Rahmawati 1
The Complicated Relationships of the Characters in Only a Girl:
A Post-colonialism Criticism
Nanda Putri Rahmawati
“….POSTCOLONIALISM, invites you through a slightly larger door into the next
stage of history, after which you emerge, fully erect, into the brightly lit and noisy
HYBRID STATE.”
(Frantz Fanon)
Abstract
This paper analyzes Only a Girl, written by Lian Gouw, and draws on Post-colonial theory through the lens of one of the most important Post-Post-colonial thinkers, Homi K. Bhabha. Post-colonial criticism examines the relationship between the subject and the marginalized.
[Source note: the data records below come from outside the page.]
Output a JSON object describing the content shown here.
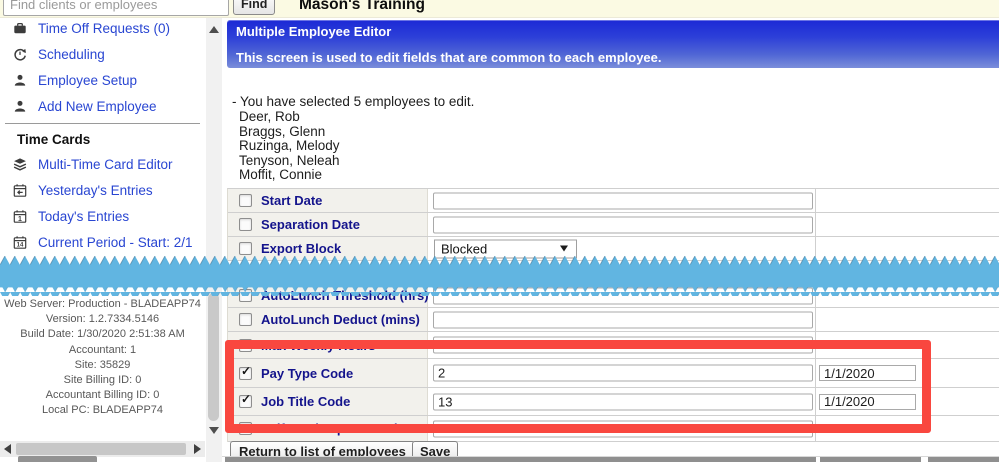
{
  "top_bar": {
    "search_placeholder": "Find clients or employees",
    "find_button": "Find",
    "title": "Mason's Training"
  },
  "sidebar": {
    "nav_top": [
      {
        "label": "Time Off Requests (0)",
        "icon": "briefcase-icon"
      },
      {
        "label": "Scheduling",
        "icon": "schedule-icon"
      },
      {
        "label": "Employee Setup",
        "icon": "person-icon"
      },
      {
        "label": "Add New Employee",
        "icon": "person-icon"
      }
    ],
    "section_header": "Time Cards",
    "nav_time_cards": [
      {
        "label": "Multi-Time Card Editor",
        "icon": "layers-icon"
      },
      {
        "label": "Yesterday's Entries",
        "icon": "calendar-back-icon"
      },
      {
        "label": "Today's Entries",
        "icon": "calendar-1-icon"
      },
      {
        "label": "Current Period - Start: 2/1",
        "icon": "calendar-14-icon"
      }
    ],
    "server_info": [
      "Web Server: Production - BLADEAPP74",
      "Version: 1.2.7334.5146",
      "Build Date: 1/30/2020 2:51:38 AM",
      "Accountant: 1",
      "Site: 35829",
      "Site Billing ID: 0",
      "Accountant Billing ID: 0",
      "Local PC: BLADEAPP74"
    ]
  },
  "main": {
    "panel_title": "Multiple Employee Editor",
    "panel_subtitle": "This screen is used to edit fields that are common to each employee.",
    "selected_text": "- You have selected 5 employees to edit.",
    "employees": [
      "Deer, Rob",
      "Braggs, Glenn",
      "Ruzinga, Melody",
      "Tenyson, Neleah",
      "Moffit, Connie"
    ],
    "form_rows_top": [
      {
        "label": "Start Date",
        "checked": false,
        "control": "input",
        "value": ""
      },
      {
        "label": "Separation Date",
        "checked": false,
        "control": "input",
        "value": ""
      },
      {
        "label": "Export Block",
        "checked": false,
        "control": "select",
        "value": "Blocked"
      }
    ],
    "form_rows_bottom": [
      {
        "label": "AutoLunch Threshold (hrs)",
        "checked": false,
        "value": "",
        "date": ""
      },
      {
        "label": "AutoLunch Deduct (mins)",
        "checked": false,
        "value": "",
        "date": ""
      },
      {
        "label": "Max Weekly Hours",
        "checked": false,
        "value": "",
        "date": ""
      },
      {
        "label": "Pay Type Code",
        "checked": true,
        "value": "2",
        "date": "1/1/2020"
      },
      {
        "label": "Job Title Code",
        "checked": true,
        "value": "13",
        "date": "1/1/2020"
      },
      {
        "label": "Self service password",
        "checked": false,
        "value": "",
        "date": ""
      }
    ],
    "buttons": {
      "return": "Return to list of employees",
      "save": "Save"
    }
  },
  "colors": {
    "panel_blue": "#1c29d6",
    "zigzag_blue": "#61b5e1",
    "highlight_red": "#f9473f",
    "label_navy": "#14148c",
    "link_blue": "#2946d2",
    "topbar_yellow": "#fbfae3"
  }
}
Using Homi K. Bhabha’s works about mimicry and ambivalence, this paper is going to explore how the Chinese characters survive in Indonesia at that time. Homi K. Bhabha, in his theory of mimicry, examines how the marginalized mimic the subject. In Only a Girl, the Chinese family, as the inferior, tries to adopt the Dutch tongue and culture, which the marginalized consider as the superior ones. But on the other side, there is also ambivalence, or a love-hate feeling that the Chinese characters experience. Applying the theory to the novel will make readers think not only about mimicry and ambivalence as it exists in the novel, but also how and why those actions happened in the past and perhaps continue to happen.